Los familiares de las víctimas del Franquismo miran ya hacia Estrasburgo

01/10/2010 - 09:45 Hemeroteca

Por: Redacción
Las asociaciones de defensa de memoria histórica y las que agrupan a familiares de las víctimas del franquismo ya piensan en Estrasburgo y el Tribunal Europeo de Derechos Humanos que alberga. Casi todos dan por perdida la batalla ante la Justicia española después de que Garzón decidiera desistir. Al menos dos de los colectivos más combativos en ese sumario, la Asociación para la Recuperación de la Memoria Histórica y la Plataforma de Víctimas de Desapariciones Forzadas por el Franquismo, ya preparan por separado presentar guerra en el Tribunal Europeo de Derechos Humanos.
Los juristas de los colectivos de víctimas, que barajan coordinar futuras acciones judiciales, creen que la decisión de Garzón y el más que previsible fallo de la sala de lo Penal de la Audiencia Nacional en contra de la posibilidad de investigar los crímenes de la guerra civil y la dictadura cierran la puerta en España a exigir responsabilidades penales por el asesinato de los más de 114.000 republicanos represaliados.
Por ello, consideran «agotado sin éxito los recursos judiciales disponibles en el Estado», condición indispensable para recurrir a la corte que tutela el Convenio para la Protección de los Derechos Humanos y de las Libertades Fundamentales. Extremo peliagudo desde el punto de vista procesal: al ser denunciantes, no son parte activa en los procesos judiciales, pero la legislación del tribunal europeo parece obligarles a superar el trámite de recurrir primero ante el Supremo y después, en amparo, ante el Constitucional. En conjunto, una década de pelea jurídica en el horizonte.

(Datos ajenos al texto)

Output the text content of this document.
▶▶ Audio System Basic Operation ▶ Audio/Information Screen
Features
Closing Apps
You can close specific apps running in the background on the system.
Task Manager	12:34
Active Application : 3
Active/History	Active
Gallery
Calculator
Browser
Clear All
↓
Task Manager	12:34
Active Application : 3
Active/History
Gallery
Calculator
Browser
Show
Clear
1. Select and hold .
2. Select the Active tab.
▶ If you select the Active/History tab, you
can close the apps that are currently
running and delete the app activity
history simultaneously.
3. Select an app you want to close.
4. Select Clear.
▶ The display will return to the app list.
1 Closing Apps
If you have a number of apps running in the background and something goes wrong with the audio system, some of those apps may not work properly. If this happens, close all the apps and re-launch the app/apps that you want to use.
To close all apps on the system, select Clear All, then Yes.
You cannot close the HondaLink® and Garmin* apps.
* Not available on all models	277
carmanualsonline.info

Antes de que llegue el desánimo, los abogados de las víctimas creen que la negativa de España a enjuiciar los crímenes cometidos durante el conflicto civil y la posguerra podría ser una violación del artículo 6 del convenio europeo, que establece que «toda persona tiene derecho a que su causa sea oída equitativa, públicamente y dentro de un plazo razonable por un tribunal independiente e imparcial».

Apoyo de la ONU
En su futura batalla judicial internacional, las asociaciones de víctimas del franquismo cuentan con los informes favorables de la ONU. El comité de Naciones Unidas para los Derechos Humanos hace sólo unos días reclamó al Gobierno de España la abolición de la Ley de Amnistía de 1977, la norma a la que se aferró la Fiscalía de la Audiencia Nacional para oponerse a la persecución penal de los crímenes del franquismo.
El informe de la ONU, aprobado en la 94º reunión del comité que cuida del Pacto Internacional de Derechos Civiles y Políticos, dio además un respaldo explícito a la Ley de la Memoria Histórica y a la investigación del juez Baltasar Garzón sobre las desapariciones ocurridas durante la Guerra Civil y los primeros años de la dictadura del general Francisco Franco.
Este miércoles, representantes legales de la Asociación para la Recuperación de la Memoria Histórica y de la Asociación para la Recuperación de la Memoria Social y Democrática se reunieron con Garzón para conocer de primera mano las impresiones del juez y estudiar los siguientes movimientos judiciales que puedan producirse en la Audiencia Nacional.
El juez les dejó claro que la causa no se ha archivado y que el grupo de expertos designado para asesorarle, el de forenses para identificar los restos recuperados, y la unidad policial que debe buscar a los desaparecidos podrán ayudar a los diferentes juzgados que se encarguen de las exhumaciones.

Como una bomba de racimo. Así ha caído en la judicatura la decisión del magistrado de la Audiencia Nacional Baltasar Garzón de dejar el problema de las fosas de la Guerra Civil en manos de los jueces locales: ha judicializado un problema, el de los crímenes del franquismo, que hasta ahora la administración de Justicia había sorteado con soltura; y, además, lo ha desparramado por el territorio. Presidentes de tribunales superiores y jueces decanos, reunidos en Valencia por el Consejo General del Poder Judicial (CGPJ), recibieron la noticia con indisimulada preocupación: la respuesta al problema de los osarios va a ser dispar, lo que “va a generar una problemática” cuyos principales damnificados serán las familias de los desaparecidos.